You might reasonably ask why a datatrust operator is
motivated to do all this work reporting which listings
were accessed. Well, the only way the datatrust gets
its fair payment is after it’s finished reporting all
the listings that were accessed. To claim its payment,
the datatrust operator has to call
Datatrust.delivered
:
@public
def delivered(delivery: bytes32, url: bytes32):
"""
@notice Allow a backend to collect its payment.
@dev We check that a backend has delivered, at least, the amount of bytes requested.
NOTE: bytes_requested is the multiplier for backend payment.
@param delivery Identifier of the delivery in question
@param url A hash of the URL that the backend delivered to
"""
assert msg.sender == self.backend_address
owner: address = self.deliveries[delivery].owner
requested: uint256 = self.deliveries[delivery].bytes_requested
assert self.deliveries[delivery].bytes_delivered >= requested
# clear the delivery record first
clear(self.deliveries[delivery])
# now pay the datatrust from the banked delivery request
back_fee: wei_value = (self.parameterizer.getCostPerByte() * requested * self.parameterizer.getBackendPayment()) / 100
self.ether_token.transfer(self.backend_address, back_fee)
log.Delivered(delivery, owner, url)
This function checks that the full delivery has been made, then pays out the datatrust operator. This provides an on-chain check on the datatrust operator’s behavior and forces it to do some work before it gets paid.
Proposing a new datatrust.
An interested party can propose itself as a new
datatrust candidate by calling Datatrust.register()
@public
def register(url: string[128]):
"""
@notice Allow a backend to register as a candidate
@param url The location of this backend
"""
(TODO: There’s currently a bug in register uncovered in audit. Add full code once bugfix is in place)

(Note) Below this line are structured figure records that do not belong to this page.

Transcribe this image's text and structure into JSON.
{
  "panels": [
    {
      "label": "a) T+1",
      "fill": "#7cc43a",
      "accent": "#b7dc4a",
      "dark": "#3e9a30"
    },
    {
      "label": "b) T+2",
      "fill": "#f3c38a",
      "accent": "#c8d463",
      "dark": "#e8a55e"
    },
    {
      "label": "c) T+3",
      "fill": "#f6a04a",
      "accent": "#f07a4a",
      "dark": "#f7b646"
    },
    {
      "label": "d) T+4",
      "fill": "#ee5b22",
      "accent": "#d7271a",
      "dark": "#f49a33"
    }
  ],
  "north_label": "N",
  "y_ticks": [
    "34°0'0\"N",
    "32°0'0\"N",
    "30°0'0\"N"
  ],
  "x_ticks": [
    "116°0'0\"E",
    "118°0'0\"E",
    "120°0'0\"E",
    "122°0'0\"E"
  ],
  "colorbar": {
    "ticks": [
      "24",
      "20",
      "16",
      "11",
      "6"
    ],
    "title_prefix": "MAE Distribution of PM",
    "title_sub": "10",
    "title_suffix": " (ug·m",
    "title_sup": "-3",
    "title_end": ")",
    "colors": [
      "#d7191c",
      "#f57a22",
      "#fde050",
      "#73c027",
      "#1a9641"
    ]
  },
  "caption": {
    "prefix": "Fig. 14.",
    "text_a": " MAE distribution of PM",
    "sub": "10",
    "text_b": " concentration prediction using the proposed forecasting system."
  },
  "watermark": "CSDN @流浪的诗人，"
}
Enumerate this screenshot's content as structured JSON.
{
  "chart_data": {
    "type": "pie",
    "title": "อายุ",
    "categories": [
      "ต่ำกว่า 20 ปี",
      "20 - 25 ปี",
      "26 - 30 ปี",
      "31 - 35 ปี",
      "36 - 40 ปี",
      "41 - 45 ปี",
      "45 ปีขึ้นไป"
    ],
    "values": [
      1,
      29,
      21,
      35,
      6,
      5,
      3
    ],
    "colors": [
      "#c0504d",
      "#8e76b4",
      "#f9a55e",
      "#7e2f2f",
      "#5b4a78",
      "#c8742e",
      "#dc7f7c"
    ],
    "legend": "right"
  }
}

Calling this method triggers a vote. If the vote passes, then this this party becomes the new datatrust for the system. This means that the old datatrust (if there was one), is essentially kicked out.
Last Thoughts
At this point, we’ve discussed all the major smart
contract systems in Computable, with the exception of
the Parameterizer
which sets market parameters. We’ll
hit this system in the next chapter.